8. Selon l'article 126 alinéa 1er du même code, 'dans le cas où la situation donnant lieu à fin de non-recevoir est susceptible d'être régularisée, l'irrecevabilité sera écartée si sa cause a disparu au moment où le juge statue'.
9. Il résulte de ces dispositions qu'il doit être justifié de l'acquittement du droit prévu à l'article 1635 bis P du code général des impôts avant le prononcé de la décision constatant l'irrecevabilité de l'appel, le défaut de paiement ne pouvant plus être régularisé, lorsque l'irrecevabilité a été constatée par ordonnance, à l'occasion du déféré prévu à l'article 964 du code de procédure civile.
10. En l'espèce, il ressort du dossier de la procédure qu'un « avis timbre » a été adressé à l'appelant par voie électronique, le 30 octobre 2025, lui indiquant que la contribution n'avait pas été acquittée lors du dépôt de la déclaration d'appel et l'invitant à adresser le timbre fiscal dans le délai d'un mois à compter de l'avis, à défaut de quoi l'irrecevabilité de l'appel serait constatée d'office.
11. L'appelant, qui fait valoir que son avocat n'a pas pris connaissance du message et que cela peut s'expliquer par la période transitoire pendant laquelle les deux versions du RPVA étaient utilisées de manière concomitante, ne justifie toutefois d'aucun élément de nature à établir l'existence d'un dysfonctionnement dans la transmission de l'avis, alors qu'un accusé de réception a été reçu, le 30 octobre 2025, à la suite de l'envoi de l'avis.
12. L'ordonnance d'irrecevabilité a été transmise à l'appelant par un message adressé, par voie électronique, le 4 décembre 2025 à 14h35 dont il a été accusé réception le jour même.
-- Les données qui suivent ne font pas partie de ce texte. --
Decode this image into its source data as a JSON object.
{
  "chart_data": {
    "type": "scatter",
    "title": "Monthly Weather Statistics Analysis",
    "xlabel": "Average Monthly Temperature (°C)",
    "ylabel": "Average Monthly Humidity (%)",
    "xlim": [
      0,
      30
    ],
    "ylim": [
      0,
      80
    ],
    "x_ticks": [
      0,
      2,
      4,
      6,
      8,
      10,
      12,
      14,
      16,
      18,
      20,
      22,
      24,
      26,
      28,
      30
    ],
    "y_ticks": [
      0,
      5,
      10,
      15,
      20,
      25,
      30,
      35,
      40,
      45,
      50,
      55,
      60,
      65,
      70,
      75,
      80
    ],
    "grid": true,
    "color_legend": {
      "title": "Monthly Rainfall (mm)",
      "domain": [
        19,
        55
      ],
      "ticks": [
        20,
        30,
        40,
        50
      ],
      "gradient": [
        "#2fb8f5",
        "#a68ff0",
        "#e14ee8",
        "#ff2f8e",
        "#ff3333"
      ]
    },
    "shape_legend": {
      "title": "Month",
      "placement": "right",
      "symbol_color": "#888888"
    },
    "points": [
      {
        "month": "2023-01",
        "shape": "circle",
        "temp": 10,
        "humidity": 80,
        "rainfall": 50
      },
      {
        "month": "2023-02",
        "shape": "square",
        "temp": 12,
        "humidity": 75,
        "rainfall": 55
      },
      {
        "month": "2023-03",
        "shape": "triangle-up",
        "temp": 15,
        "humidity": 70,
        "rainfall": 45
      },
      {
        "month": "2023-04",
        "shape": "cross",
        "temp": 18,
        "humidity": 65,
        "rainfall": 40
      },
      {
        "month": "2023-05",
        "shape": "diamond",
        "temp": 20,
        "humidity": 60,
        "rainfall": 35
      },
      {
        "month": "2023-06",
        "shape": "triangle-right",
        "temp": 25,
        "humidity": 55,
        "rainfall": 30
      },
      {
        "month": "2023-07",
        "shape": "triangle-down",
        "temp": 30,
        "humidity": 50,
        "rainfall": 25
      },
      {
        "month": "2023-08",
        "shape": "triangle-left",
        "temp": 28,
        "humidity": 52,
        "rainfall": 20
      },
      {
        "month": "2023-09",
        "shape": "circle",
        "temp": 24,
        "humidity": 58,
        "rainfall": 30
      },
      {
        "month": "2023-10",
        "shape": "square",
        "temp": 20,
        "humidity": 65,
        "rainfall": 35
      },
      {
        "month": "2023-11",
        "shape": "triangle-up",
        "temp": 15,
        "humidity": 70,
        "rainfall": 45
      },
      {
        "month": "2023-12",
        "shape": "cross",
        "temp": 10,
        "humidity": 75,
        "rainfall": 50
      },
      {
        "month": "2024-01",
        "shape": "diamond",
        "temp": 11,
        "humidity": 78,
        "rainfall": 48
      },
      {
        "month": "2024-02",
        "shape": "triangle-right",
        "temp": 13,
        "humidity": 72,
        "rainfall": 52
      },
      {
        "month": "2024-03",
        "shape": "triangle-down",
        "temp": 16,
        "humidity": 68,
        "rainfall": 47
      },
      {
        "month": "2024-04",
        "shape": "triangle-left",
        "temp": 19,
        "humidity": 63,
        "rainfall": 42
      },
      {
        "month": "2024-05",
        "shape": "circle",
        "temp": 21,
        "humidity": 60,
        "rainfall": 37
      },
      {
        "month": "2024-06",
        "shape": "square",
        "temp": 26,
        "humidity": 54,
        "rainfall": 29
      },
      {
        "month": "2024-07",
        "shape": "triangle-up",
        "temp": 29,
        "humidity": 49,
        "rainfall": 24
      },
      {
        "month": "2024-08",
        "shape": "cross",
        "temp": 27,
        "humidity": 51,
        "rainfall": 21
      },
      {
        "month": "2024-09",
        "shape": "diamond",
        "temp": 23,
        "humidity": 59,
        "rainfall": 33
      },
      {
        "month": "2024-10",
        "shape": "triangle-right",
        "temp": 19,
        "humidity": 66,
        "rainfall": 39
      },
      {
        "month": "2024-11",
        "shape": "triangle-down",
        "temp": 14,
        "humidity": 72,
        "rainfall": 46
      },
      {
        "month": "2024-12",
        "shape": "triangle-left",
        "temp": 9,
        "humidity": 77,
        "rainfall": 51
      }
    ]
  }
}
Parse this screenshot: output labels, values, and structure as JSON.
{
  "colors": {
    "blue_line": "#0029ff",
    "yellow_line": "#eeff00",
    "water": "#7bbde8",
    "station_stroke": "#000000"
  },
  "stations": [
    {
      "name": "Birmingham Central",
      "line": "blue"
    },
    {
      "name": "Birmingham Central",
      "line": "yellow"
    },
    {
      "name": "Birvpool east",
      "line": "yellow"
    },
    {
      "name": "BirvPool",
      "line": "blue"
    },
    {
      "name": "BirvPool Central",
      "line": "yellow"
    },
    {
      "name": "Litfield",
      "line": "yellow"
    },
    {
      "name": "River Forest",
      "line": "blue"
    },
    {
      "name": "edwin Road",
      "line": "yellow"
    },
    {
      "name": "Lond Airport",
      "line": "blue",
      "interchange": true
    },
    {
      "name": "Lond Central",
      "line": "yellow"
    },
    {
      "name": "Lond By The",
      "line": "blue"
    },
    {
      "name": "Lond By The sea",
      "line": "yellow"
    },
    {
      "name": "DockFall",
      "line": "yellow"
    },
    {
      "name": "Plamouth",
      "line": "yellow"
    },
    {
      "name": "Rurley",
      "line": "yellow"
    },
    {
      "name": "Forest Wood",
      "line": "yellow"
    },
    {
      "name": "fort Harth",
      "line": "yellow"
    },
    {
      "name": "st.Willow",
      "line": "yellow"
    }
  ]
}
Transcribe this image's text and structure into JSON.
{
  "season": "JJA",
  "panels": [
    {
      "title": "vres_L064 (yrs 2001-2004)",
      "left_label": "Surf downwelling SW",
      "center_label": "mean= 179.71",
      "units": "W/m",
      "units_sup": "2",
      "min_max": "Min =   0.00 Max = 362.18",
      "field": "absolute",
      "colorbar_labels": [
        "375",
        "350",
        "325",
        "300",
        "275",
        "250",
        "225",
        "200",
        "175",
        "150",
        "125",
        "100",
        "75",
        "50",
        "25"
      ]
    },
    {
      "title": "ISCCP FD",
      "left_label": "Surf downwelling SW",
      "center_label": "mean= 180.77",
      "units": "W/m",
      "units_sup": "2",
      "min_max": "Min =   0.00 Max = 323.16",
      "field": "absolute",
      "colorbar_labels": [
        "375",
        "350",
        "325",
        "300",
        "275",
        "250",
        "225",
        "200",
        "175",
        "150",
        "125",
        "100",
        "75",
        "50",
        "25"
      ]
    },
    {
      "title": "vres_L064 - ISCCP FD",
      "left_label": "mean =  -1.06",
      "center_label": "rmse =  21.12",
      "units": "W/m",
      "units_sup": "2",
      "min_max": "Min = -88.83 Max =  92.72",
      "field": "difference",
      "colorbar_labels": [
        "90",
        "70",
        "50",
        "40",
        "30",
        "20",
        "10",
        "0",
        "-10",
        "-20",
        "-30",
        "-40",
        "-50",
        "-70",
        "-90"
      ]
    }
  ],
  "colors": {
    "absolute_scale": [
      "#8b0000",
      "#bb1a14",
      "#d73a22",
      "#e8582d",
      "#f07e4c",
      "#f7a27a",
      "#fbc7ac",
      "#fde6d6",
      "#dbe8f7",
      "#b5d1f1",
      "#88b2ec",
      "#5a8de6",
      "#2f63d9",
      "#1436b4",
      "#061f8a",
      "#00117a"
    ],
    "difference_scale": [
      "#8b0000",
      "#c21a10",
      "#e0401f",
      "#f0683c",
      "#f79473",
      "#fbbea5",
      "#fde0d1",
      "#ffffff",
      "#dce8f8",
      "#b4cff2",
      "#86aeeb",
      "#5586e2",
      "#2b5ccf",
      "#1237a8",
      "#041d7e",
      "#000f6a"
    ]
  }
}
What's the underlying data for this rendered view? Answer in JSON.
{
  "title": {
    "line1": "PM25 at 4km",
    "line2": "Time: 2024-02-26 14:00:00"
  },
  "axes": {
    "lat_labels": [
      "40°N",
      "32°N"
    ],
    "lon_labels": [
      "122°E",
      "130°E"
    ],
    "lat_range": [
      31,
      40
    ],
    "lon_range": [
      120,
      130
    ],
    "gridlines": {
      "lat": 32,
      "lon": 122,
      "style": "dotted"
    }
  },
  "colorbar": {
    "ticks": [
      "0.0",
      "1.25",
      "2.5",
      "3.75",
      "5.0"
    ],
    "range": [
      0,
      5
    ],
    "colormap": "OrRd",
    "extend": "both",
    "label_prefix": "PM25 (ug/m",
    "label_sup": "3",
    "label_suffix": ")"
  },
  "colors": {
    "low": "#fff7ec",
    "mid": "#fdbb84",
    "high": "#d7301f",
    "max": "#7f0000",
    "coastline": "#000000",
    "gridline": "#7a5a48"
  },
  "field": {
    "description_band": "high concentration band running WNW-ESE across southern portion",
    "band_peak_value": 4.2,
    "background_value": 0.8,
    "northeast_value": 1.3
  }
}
L'envoi d'un timbre fiscal, par un courriel adressé au greffe le 4 décembre 2025 à 17h06 (pièce appelant n° 3), après que l'ordonnance a été rendue, ne permet pas de régulariser la situation.
13. Dès lors, l'ordonnance d'irrecevabilité sera confirmée.
Sur les dépens
14. En application de l'article 696 du code de procédure civile, il convient de laisser les dépens à la charge de l'appelante.